Being a parent is the heaviest responsibility that we choose to face here on Planet Earth. You'll pick up on the word choose. You know, if you don't want to have a stomachache, then don't eat green apples. If you don't want a child, then don't enter into the sexual reproduction act. We know how kids come into the world and it isn't by a big bird flapping his wings and carrying a bundle of joy in his beak!

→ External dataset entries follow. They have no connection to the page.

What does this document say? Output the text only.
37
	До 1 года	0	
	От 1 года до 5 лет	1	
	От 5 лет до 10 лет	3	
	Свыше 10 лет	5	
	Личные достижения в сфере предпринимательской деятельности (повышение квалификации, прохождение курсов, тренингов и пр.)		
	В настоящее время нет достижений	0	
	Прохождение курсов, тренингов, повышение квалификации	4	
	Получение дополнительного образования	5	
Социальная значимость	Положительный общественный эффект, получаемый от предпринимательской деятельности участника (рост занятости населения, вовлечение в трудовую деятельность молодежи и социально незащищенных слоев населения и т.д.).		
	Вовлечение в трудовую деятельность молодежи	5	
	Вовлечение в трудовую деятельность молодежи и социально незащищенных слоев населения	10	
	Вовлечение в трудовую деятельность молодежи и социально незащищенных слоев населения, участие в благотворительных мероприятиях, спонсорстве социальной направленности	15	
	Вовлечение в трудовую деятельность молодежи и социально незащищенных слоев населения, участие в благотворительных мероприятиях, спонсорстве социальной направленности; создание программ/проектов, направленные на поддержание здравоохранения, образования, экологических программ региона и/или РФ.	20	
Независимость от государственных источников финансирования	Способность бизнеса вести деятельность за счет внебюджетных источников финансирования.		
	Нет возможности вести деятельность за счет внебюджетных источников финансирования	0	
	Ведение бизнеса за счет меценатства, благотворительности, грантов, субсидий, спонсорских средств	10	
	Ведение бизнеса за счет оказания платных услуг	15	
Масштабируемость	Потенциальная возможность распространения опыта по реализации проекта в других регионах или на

Parenthood: Having the supreme thrill of building this unique, intimate, wonderful relationship of parent and child; having the power to shape a life, to imbue into that life the secrets of living in a sometimes antagonistic, difficult world; to build an unshakable base of security; and to envelope that small human in unconditional love. This is your privilege and your responsibility once you collaborate to plant the seed in the womb. An impossible responsibility in the natural. You really do have to be a "super" mom—a "super" dad—supernaturally.

The Godly Parent

One of the most liberating statements I have ever heard came from the end of the table at the Pizza Parlor on a Sunday night after church: You realize, don't you, that God did not call us to rear godly children; He called us to be godly parents. Hey! I can handle that! Knowing that Christ is my life and that He faces every event in my life for me and through me gives me the power to be a godly parent, to allow my child to see a living example of Christ emanating from me—loving, understanding, wise, patient, tender, loyal, kind.

A child cannot be forced into a religious mold. That mold will chip, get dirty, and finally break or possibly be replaced with a bizarre, perverted mold. No. His relationship to your God must be his choice not your choice for him. My responsibility is to train that child, and that is done maximally through my example. Words of teaching and exhortation can be erased or overwritten by stronger words from a stronger voice, but training lingers for many years, and we have God's promise: Train up [to guide the mental, moral and spiritual growth and development of] your child in the way he should go and when he becomes a mature adult he will remember your training and return to it (Proverbs 22:6 My paraphrase). But even with that promise God also prepares you for the chance that your child will say no to the drawing of the Holy Spirit. God has implanted within each of us a free will and neither God nor you as a parent wants to endure a forced love relationship. That's the definition of rape—forcing a person to perform an act of love without that person's consent—against that person's will.

I was talking to another used-to-be super mom. Her words were an echo of mine:

I tried so hard, Anabel, to be perfect in all my child-rearing techniques and that, of course, meant being perfect in every area—a super mom. It didn't work. My son has chosen a lifestyle that is so far removed from my standards, my desires for him that I can't even comprehend it! But I know something, Anabel. My son is in God's hands—I've placed him there! I know also that I am loved and totally accepted by God no matter what path my child chooses to walk—that He has forgiven me for my ignorance and that my child has a free will to accept or reject Jesus as the answer for his problems. I have complete peace and I don't look back and analyze where I went wrong or what I could have done differently.

Parenting is one of the most fulfilling adventures (good word, isn't it?) you will ever experience and also one of the most difficult. A truly awesome responsibility. But God has given us the provision for being the super star. That provision is Christ's life within you and within me … and for Anabel, this has made all the difference.